Sandor siguió con la mirada el gesto de ella abarcando la habitación que reprobaba.
—Pero yo lo intento —dijo él—. Las cosas van a mejorar, sé que va a ser así.
Ella le dio un beso y se despidió:
—Adiós, ya nos veremos.
En el coche, Marcia lloró. No era culpa de Sandor. Volvería otro día.
Llegó tarde a casa. Su marido estaba dormido en brazos de su novia, con una mano sobre la barriga de ella. En el suelo había una botella vacía de vino y varios platos sucios; el televisor estaba encendido y con el volumen alto.
Marcia sacó el disco de la platina, lo rayó con la uña y lo guardó en su funda. Despertó a la pareja, les dio las gracias, le puso a su marido el disco debajo del brazo y los acompañó a la puerta.

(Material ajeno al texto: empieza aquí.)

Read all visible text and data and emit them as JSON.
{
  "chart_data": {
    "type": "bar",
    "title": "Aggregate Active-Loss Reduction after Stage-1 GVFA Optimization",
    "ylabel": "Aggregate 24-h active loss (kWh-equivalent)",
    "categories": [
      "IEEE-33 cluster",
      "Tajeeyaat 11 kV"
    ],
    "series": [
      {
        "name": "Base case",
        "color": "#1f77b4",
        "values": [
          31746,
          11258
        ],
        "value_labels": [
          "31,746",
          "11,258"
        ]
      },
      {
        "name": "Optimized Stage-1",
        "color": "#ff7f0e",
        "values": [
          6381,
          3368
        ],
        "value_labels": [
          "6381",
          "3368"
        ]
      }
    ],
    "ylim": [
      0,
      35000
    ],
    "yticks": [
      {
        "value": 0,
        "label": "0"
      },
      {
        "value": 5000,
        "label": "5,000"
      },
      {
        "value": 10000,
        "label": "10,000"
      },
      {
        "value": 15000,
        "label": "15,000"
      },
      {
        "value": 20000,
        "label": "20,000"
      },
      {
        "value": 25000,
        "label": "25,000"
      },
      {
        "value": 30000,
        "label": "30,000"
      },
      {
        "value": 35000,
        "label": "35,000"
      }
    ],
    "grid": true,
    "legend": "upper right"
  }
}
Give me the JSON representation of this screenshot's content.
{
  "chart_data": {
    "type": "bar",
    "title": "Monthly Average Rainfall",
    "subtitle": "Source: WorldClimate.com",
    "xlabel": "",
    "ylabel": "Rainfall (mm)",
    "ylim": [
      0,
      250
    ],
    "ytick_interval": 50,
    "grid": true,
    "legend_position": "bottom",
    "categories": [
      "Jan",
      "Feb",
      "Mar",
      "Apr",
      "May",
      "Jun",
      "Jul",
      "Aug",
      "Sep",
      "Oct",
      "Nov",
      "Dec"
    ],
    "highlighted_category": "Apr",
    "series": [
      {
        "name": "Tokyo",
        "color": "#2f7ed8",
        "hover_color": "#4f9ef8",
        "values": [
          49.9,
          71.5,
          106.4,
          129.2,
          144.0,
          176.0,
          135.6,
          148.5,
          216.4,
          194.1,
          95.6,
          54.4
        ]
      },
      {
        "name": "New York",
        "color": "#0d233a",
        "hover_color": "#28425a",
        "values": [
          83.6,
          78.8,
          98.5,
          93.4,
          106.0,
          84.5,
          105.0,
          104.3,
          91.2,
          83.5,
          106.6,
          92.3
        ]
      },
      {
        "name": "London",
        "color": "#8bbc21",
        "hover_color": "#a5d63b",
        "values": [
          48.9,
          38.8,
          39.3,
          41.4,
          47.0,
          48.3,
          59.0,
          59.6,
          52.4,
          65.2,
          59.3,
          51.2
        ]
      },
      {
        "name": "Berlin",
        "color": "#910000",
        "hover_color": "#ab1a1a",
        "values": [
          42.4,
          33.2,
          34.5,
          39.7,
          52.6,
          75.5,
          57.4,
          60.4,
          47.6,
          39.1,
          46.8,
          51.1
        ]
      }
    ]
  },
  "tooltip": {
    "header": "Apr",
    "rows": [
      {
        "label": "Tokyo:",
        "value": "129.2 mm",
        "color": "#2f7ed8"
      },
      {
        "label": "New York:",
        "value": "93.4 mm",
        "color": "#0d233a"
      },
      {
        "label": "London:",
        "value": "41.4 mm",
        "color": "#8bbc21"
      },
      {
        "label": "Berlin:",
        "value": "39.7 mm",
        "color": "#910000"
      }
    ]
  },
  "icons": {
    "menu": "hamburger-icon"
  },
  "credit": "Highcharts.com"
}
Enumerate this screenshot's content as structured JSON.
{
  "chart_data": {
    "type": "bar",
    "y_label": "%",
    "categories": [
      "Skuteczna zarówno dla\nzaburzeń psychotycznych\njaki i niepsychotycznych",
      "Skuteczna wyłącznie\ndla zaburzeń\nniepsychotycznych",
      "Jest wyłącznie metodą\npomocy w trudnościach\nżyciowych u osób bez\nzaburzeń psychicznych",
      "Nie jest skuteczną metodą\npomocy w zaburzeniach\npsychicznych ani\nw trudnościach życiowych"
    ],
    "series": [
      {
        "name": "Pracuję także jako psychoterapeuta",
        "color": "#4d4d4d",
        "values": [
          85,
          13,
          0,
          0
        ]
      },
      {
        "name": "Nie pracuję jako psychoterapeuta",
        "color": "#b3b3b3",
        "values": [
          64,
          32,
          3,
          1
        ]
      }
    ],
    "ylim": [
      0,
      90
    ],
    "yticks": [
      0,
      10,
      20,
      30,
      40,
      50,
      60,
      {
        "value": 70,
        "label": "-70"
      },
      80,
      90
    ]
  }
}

Empezó a subir por la escalera, pero se detuvo a mitad de camino, subió un escalón más y bajó. Volvió a la sala y se puso el abrigo. Salió al pequeño patio de cemento que había detrás de la casa. Estaba oscuro y silencioso. El frío la despejó. Se quitó el abrigo. Quería sentir el castigo del frío.
Por la mañana temprano, durante las vacaciones de verano, a veces bailaba allí fuera, con Alec como espectador, fragmentos de Romeo y Julieta de Prokófiev.

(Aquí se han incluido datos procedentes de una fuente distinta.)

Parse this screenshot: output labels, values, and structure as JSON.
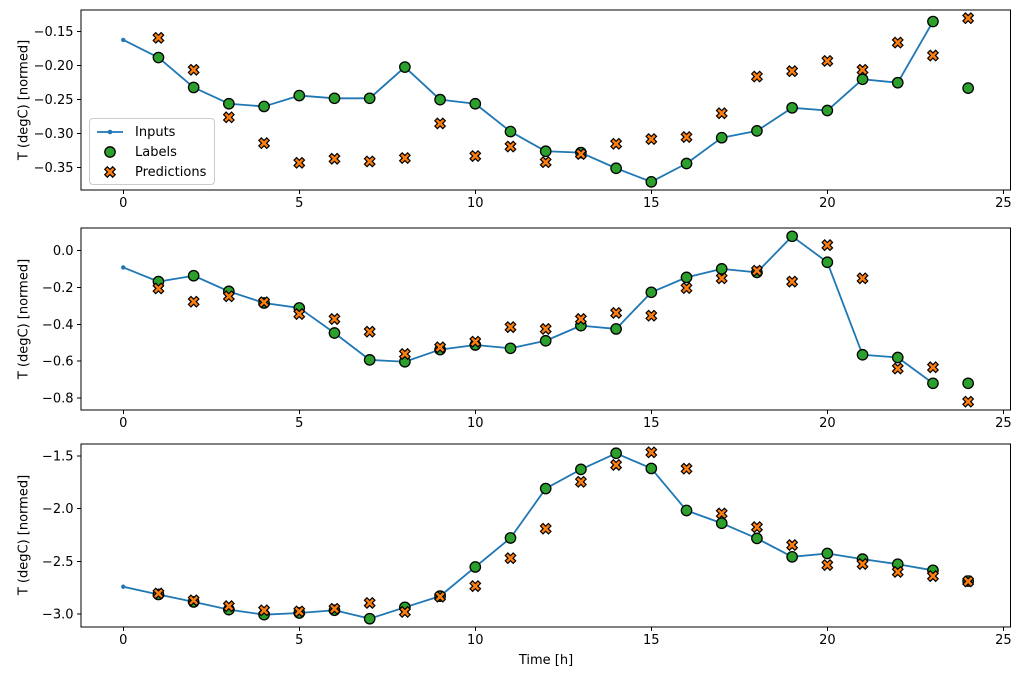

Encendió la luz de la cocina y colocó varios ladrillos formando un cuadrado. Se metió en casa y reunió sus carpetas. Las llevo fuera y las abrió. Quemó sus relatos; quemó la obra teatral y los primeros capítulos de la novela. Había mucho papel e hizo un buen fuego. Le llevó su tiempo quemarlo todo. Sentía escalofríos y percibía el olor del humo y la ceniza. Barrió el patio. Llenó la bañera y permaneció en ella hasta que notó que el agua estaba tibia.

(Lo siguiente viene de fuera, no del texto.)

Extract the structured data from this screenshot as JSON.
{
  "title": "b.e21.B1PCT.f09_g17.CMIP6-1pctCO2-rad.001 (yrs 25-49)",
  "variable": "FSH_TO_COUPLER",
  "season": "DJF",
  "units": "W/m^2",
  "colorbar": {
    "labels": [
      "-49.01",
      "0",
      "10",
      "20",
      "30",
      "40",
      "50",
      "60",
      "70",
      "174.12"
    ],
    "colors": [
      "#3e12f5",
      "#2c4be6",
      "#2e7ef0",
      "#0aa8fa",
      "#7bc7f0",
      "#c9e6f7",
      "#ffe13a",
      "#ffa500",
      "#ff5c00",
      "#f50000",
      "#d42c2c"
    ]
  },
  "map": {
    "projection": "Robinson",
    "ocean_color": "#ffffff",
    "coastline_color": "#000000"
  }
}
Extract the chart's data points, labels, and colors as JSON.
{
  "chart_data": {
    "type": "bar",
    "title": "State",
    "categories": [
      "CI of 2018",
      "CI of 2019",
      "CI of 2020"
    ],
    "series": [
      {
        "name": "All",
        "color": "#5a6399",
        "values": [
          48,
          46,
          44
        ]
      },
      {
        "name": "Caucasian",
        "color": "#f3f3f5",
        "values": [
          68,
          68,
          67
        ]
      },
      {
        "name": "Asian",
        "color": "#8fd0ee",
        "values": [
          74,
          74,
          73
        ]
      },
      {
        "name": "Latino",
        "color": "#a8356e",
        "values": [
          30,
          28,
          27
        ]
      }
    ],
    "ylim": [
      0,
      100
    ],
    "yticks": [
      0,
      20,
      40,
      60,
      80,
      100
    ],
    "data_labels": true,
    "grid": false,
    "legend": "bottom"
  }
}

Alec se había acostado en su cama y estaba dormido. Marcia dejó su cuaderno de notas en la mesilla de noche. Lo guardaría y lo utilizaría como diario. Pero por lo demás dejaría de escribir durante un tiempo; para empezar durante al menos seis meses. Tenía claro que no era masoquismo ni un suicidio. Tal vez su sueño de escribir había sido una especie de posesión, o adicción. Era consciente de que uno podía engancharse también a las cosas buenas. Estaba creándose un espacio. Era un vacío importante, que no llenaría con otras intoxicaciones. Sabía que posiblemente haría las paces con su madre, chupando piedras ante el televisor noche tras noche, sobrecogida de entusiasmo.
Después de algún tiempo podría encontrar otras metas.